J'ai un mari chasseur, un réel amoureux de la nature à qui je dois de nombreuses très belles découvertes, moi, l'habituée des cygnes et des paons et des canards de mes pères d'origine brugeoise...
Un chasseur qui aime les Ardennes et ses bois de sapins, qui respecte infiniment le rythme de la nature, qui est à son écoute, connaît ses forces mais aussi ses maladies, vibre avec elle, souffre quand elle est maltraitée, ça mérite un immense respect, je vous assure.

mercredi 7 octobre 2009

Aquarelles

Détail d'une aquarelle d'Amaury.
On s'y croirait, vous ne trouvez pas? Ce souffle marin, cette odeur d'algue verte, ces mèches de cheveux iodées qui se collent à votre front, la langue que vous passez sur vos lèvres craquelées et piquantes de sel, les doigts gourds, le cri des mouettes, le craquettement des cigognes, les vanneaux huppés, le Zwin...

jeudi 1 octobre 2009

Talents cachés


En passant sur un blog que j'apprécie et de là sur un autre, j'ai découvert de très belles aquarelles. Je n'en dirai pas plus pour le moment, car je souhaite m'y attarder quelque peu, ou du moins et avec l'accord de l'auteur (qui m'a déjà été donné :-) y faire quelques emprunts...
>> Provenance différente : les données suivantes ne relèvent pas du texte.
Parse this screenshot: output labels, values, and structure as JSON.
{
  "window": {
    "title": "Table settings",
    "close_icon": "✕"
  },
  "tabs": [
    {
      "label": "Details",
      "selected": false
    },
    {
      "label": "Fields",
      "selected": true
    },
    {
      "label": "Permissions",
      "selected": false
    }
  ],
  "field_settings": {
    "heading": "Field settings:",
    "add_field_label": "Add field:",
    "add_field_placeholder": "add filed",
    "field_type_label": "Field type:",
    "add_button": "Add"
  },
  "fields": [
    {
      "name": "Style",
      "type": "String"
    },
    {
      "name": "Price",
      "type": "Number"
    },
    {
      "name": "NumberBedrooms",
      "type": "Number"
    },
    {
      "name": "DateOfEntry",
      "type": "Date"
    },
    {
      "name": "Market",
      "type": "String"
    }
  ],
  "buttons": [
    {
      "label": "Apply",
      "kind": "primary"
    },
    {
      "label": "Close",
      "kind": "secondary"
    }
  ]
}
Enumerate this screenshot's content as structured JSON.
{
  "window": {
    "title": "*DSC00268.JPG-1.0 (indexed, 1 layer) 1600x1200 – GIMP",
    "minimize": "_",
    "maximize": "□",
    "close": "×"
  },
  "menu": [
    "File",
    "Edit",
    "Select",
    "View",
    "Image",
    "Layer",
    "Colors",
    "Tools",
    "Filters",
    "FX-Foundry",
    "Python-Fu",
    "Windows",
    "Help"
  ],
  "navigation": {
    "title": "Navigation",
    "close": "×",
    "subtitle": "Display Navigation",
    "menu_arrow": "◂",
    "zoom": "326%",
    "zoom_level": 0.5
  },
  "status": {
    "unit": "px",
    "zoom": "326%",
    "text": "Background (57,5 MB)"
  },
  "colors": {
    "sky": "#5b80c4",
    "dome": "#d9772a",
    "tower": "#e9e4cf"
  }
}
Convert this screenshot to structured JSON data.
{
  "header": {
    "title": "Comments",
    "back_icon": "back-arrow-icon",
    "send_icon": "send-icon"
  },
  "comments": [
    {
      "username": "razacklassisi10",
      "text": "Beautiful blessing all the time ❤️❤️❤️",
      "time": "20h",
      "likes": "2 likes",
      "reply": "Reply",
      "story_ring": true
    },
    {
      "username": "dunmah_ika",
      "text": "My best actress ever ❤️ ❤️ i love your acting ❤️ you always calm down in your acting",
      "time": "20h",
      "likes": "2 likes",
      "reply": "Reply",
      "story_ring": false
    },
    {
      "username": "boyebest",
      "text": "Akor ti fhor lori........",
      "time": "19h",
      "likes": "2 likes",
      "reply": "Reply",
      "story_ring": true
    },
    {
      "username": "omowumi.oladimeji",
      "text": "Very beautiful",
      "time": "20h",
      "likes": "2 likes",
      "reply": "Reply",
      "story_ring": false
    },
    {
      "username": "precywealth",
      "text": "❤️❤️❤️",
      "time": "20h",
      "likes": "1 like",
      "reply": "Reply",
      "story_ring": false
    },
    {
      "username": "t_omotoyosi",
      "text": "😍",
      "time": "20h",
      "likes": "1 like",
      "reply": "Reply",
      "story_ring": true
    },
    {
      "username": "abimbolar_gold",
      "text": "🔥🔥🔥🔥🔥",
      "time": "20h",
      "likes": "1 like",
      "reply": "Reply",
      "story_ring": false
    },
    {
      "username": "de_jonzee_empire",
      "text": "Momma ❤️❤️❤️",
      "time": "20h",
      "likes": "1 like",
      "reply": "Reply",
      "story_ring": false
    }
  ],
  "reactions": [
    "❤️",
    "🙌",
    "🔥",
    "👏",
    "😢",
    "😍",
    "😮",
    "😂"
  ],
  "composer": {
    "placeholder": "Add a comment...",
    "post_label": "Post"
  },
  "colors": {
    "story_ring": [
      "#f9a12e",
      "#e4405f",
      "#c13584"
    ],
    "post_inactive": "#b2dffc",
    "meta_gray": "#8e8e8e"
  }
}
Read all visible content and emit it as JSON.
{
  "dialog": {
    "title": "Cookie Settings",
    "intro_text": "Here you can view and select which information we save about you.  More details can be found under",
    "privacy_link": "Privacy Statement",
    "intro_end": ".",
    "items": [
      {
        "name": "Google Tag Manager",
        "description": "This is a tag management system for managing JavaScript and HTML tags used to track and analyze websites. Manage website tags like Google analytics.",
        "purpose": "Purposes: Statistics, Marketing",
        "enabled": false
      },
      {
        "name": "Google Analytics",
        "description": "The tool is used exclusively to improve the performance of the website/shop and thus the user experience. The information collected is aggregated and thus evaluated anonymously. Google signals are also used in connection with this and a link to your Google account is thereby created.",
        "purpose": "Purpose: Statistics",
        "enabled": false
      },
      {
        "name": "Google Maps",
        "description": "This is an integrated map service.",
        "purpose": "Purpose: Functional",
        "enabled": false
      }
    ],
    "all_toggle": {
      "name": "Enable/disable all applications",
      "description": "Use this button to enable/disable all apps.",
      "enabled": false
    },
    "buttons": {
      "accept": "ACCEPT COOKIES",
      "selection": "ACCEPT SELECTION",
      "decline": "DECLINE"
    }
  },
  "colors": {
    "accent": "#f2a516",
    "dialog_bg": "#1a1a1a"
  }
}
Je n'en dirai pas plus aujourd'hui car cela m'a mis face à une évidence: j'ai un mari qui a de nombreux talents cachés. Lui-même, architecte de métier, est trop humble pour les dévoiler, alors je voudrais lever un coin du voile ce soir... Il a peint de nombreux paysages pour ensuite s'intéresser aux animaux. J'ai repris son carnet de croquis, mais n'ai pas trouvé celles que j'aime particulièrement. Ce sera pour la prochaine fois. Mais celle-ci vaut quand même la peine non?